А в истории говорилось, что хозяйкой «Табард-Инн» была Мэри Уиллоуби Роджерс, назвавшая бар в честь одноименной таверны из «Кентерберийских рассказов» Чосера. Лилли начала ходить туда, потому что там никто не приставал к женщинам, в отличие от обычных пабов, где легко можно было нарваться на сальности. Во время Второй мировой в баре открылась гостиница для женщин-волонтеров, служащих во флоте. Лилли нравилась эта история, темное дерево, приглушенный свет и маленькие цветочки цвета индиго, вышитые на стульях с мягкой обивкой.
Когда она в прошлый раз была здесь, она поссорилась с женщиной, с которой а потом решила, что та слишком навязчива, слишком прилипчива и слишком много хочет. Прежде чем хлопнуть дверью, та женщина сказала: «Это не я прилипчивая, Лилли – это ты холодная, как Северный Ледовитый океан». Если бы только та женщина сумела разглядеть, в чем нуждалась Лилли; а ей хотелось, ‹…› она была как плодовая мошка, которую никак не получается прогнать. ‹…› Лилли не видела в этом никакого смысла.
Сегодня в баре были четыре женщины, двое мужчин и барменша лет двадцати на вид. Лилли обрадовалась, увидев молодое лицо. Ее ровесники, казалось, старели с каждым днем. Морщинки вокруг ее глаз с каждым днем залегали глубже, веки обрастали складками. Она села за бар, стараясь не смотреть в зеркало за спиной барменши.
– Скотч, пожалуйста. Чистый. Двойной.
Тут, по крайней мере, можно было выпить, не опасаясь, что какой-нибудь алкаш тебя облапает, полезет целоваться или предпримет жалкую попытку подкатить.

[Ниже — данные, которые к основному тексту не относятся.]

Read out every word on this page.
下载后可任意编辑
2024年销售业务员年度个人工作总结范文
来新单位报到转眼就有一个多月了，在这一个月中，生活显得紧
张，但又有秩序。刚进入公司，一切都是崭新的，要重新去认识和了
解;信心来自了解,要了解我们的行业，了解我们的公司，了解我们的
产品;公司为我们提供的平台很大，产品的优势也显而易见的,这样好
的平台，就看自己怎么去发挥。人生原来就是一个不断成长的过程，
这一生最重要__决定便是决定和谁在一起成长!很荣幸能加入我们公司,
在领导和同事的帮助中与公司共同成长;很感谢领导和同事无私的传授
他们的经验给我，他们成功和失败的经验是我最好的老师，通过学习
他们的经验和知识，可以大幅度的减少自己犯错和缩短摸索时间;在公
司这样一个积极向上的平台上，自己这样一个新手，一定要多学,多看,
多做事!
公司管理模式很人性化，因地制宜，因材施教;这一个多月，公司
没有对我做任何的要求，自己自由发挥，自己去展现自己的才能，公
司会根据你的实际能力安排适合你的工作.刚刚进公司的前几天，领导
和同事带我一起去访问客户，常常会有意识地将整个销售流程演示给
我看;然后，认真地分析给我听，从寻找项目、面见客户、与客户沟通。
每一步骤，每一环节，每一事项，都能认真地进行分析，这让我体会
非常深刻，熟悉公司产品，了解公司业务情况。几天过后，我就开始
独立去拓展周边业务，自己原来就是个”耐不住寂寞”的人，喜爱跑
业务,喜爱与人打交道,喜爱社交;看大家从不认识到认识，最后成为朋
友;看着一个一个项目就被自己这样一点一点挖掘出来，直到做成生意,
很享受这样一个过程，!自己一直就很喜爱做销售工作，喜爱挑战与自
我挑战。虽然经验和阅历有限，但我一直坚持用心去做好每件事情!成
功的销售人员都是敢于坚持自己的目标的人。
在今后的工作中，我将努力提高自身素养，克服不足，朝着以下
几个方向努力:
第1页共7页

Этот город кишел совершенно неинтересными мужчинами; им было нечего ей предложить, у них были лишь костюмы, безвкусные ботинки и галстуки.
На табурет через один присела женщина в брючном костюме цвета алебастра, и Лилли метнула на нее гневный взгляд.
Но незнакомка не пошевелилась, и Лилли повернулась, чтобы сказать о своем желании вслух, но засмотрелась на суровую красоту этой женщины. Той было далеко за шестьдесят, возможно, даже ближе к семидесяти. Серебристые волосы до плеч мягкими волнами обрамляли лицо. Глаза у нее были голубые, того оттенка, что выцветает с возрастом. Даже отвернувшись, Лилли видела ее отражение в зеркале. Незнакомка заметила, что та смотрит на нее, но даже не дрогнула.
Женщина заказала водку со льдом и кусочком лимона. Лилли порадовалась, что обе они не пили коктейли; в груди потеплело.
Малышка-барменша спросила Лилли, нужно ли повторить, и Лилли кивнула. Другая женщина, получив водку, опрокинула ее одним глотком и попросила еще, кивнув малышке-барменше и бросив на нее короткий взгляд.
Лилли на миг забыла о баре, о незнакомке и подумала о работе, о том, насколько успешным была ее деятельность психотерапевта. Кого-то из мальчиков, с кем она работала, удалось спасти – в некотором роде: их забрали в приемную семью, кто-то начал курс психотерапии и лечения от психических расстройств. Так говорилось в отчетах, которые Лилли заполняла. Но она почти не навещала своих бывших подопечных. И, по правде говоря, как бы она ни старалась, ситуация, похоже, не улучшалась.
Она подумала о своих кошмарах. Об этом ужасе, который видела каждую ночь.
Подумала о своей личной жизни. Смех, да и только.
И когда женщина пересела на соседний табурет, Лилли замерла как статуя. Что бы ни случилось, это все равно будет лучше, чем ее жизнь сейчас. Лучше, чем тонуть в этом болоте.
– Не хочу вмешиваться, – сказала женщина, – но я заметила, что у вас идет кровь.
Лилли подняла руку и рассмотрела ее в зеркале. Действительно, кровь.
– Дайте салфетку, пожалуйста. И стакан воды, – попросила она барменшу. Искоса взглянула на незнакомку.
– Все в порядке. Правда. Оцарапалась, наверно. Содрала корочку.
– Тут, наверно, целая история, – сказала женщина. – Непохоже на бумажный порез.
Она была права. Лилли знала, где поранилась. Оцарапалась о бетонную стену после того, как ушла от Микаэля; оцарапалась нарочно, не в силах дать себе ничего, кроме боли. Он забрал пуповину, а она забрала историю о потерянной девочке, что была где-то там, в мире, и что ей было с этим делать? Она не знала. А теперь и Микаэль пропал. И если его найдут, ему конец.